At this point, no messages should arrive at the output because the consumer group is stuck in a rebalance until the blocked consumer finishes processing the `wait` message.
#### Static Membership Test
Setup:
* Delete old helm deployment
* Delete topics: `input-topic` and `output-topic`
* Create topics: `input-topic` and `output-topic`
* Start static deployment
* Start `kafka-console-producer` and `kafka-console-consumer`
* Write random strings into the `kafka-console-producer` and see if the messages arrive at the `kafka-console-consumer`. (This may take a minute now - After this minute al messages will arrive immediately)
Test:
* Write `wait` into the `kafka-console-producer`. One consumer is now blocked for 15 minutes.
* Spam some random messages to the `kafka-console-producer`. You should see that some of them do not arrive in the output topic because they are stuck in the blocked consumer.
* Write `crash` into the `kafka-console-producer`. If no pod restarts please wait a few seconds.
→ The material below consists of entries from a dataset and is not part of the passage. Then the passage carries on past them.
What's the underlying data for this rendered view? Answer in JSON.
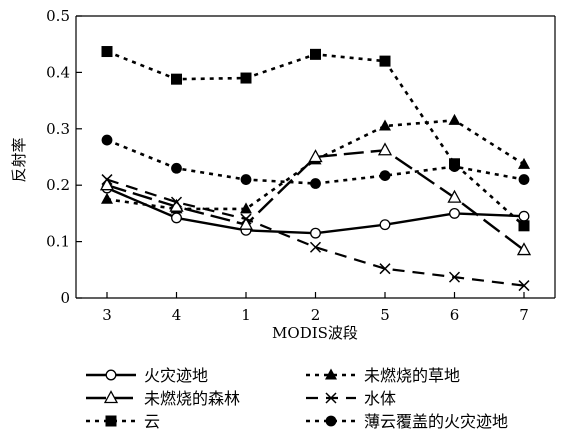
{
  "chart_data": {
    "type": "line",
    "title": "",
    "xlabel": "MODIS波段",
    "ylabel": "反射率",
    "categories": [
      "3",
      "4",
      "1",
      "2",
      "5",
      "6",
      "7"
    ],
    "yticks": [
      "0",
      "0.1",
      "0.2",
      "0.3",
      "0.4",
      "0.5"
    ],
    "ylim": [
      0,
      0.5
    ],
    "grid": false,
    "legend_position": "bottom",
    "series": [
      {
        "name": "火灾迹地",
        "marker": "open-circle",
        "line": "solid",
        "values": [
          0.195,
          0.142,
          0.12,
          0.115,
          0.13,
          0.15,
          0.145
        ]
      },
      {
        "name": "未燃烧的草地",
        "marker": "filled-triangle",
        "line": "dotted",
        "values": [
          0.175,
          0.158,
          0.158,
          0.245,
          0.305,
          0.315,
          0.237
        ]
      },
      {
        "name": "未燃烧的森林",
        "marker": "open-triangle",
        "line": "long-dash",
        "values": [
          0.2,
          0.162,
          0.13,
          0.25,
          0.262,
          0.178,
          0.085
        ]
      },
      {
        "name": "水体",
        "marker": "cross",
        "line": "dash",
        "values": [
          0.21,
          0.17,
          0.14,
          0.09,
          0.052,
          0.037,
          0.022
        ]
      },
      {
        "name": "云",
        "marker": "filled-square",
        "line": "dotted",
        "values": [
          0.437,
          0.388,
          0.39,
          0.432,
          0.42,
          0.238,
          0.128
        ]
      },
      {
        "name": "薄云覆盖的火灾迹地",
        "marker": "filled-circle",
        "line": "dotted",
        "values": [
          0.28,
          0.23,
          0.21,
          0.203,
          0.217,
          0.233,
          0.21
        ]
      }
    ]
  }
}
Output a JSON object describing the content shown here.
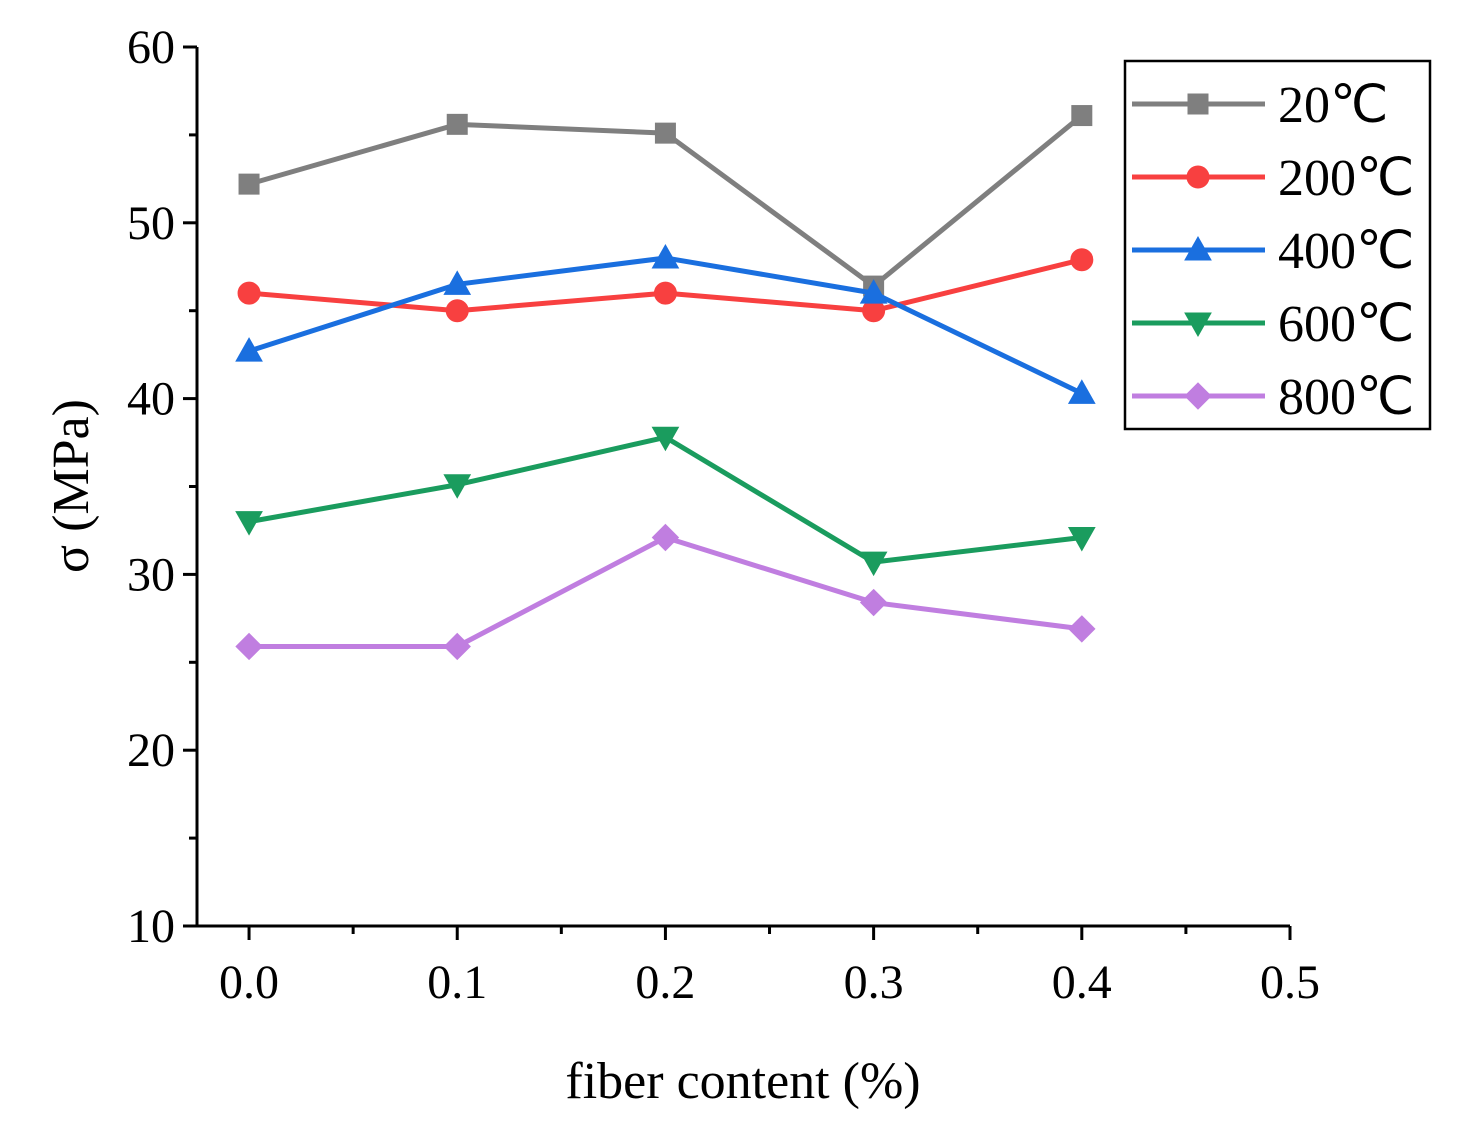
{
  "chart_data": {
    "type": "line",
    "title": "",
    "xlabel": "fiber content (%)",
    "ylabel": "σ (MPa)",
    "xlim": [
      -0.025,
      0.5
    ],
    "ylim": [
      10,
      60
    ],
    "x_ticks": [
      "0.0",
      "0.1",
      "0.2",
      "0.3",
      "0.4",
      "0.5"
    ],
    "y_ticks": [
      "10",
      "20",
      "30",
      "40",
      "50",
      "60"
    ],
    "grid": false,
    "legend_position": "top-right",
    "x": [
      0.0,
      0.1,
      0.2,
      0.3,
      0.4
    ],
    "series": [
      {
        "name": "20℃",
        "marker": "square",
        "color": "#7f7f7f",
        "values": [
          52.2,
          55.6,
          55.1,
          46.4,
          56.1
        ]
      },
      {
        "name": "200℃",
        "marker": "circle",
        "color": "#f84040",
        "values": [
          46.0,
          45.0,
          46.0,
          45.0,
          47.9
        ]
      },
      {
        "name": "400℃",
        "marker": "triangle-up",
        "color": "#1a6fdf",
        "values": [
          42.7,
          46.5,
          48.0,
          46.0,
          40.3
        ]
      },
      {
        "name": "600℃",
        "marker": "triangle-down",
        "color": "#1a9c5e",
        "values": [
          33.0,
          35.1,
          37.8,
          30.7,
          32.1
        ]
      },
      {
        "name": "800℃",
        "marker": "diamond",
        "color": "#c07ee0",
        "values": [
          25.9,
          25.9,
          32.1,
          28.4,
          26.9
        ]
      }
    ]
  }
}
It could be that the `crash` message was sent to the blocked consumer.
* Spam some random messages to the `kafka-console-producer`.
Since the consumer group is not rebalancing, the crashing consumer reads the `crash` message again and again and restarts multiple times.
At this point, roughly a third of all messages should arrive in the output topic. One third arrives at the blocked consumer, and the other third arrives at the crash-looping consumer.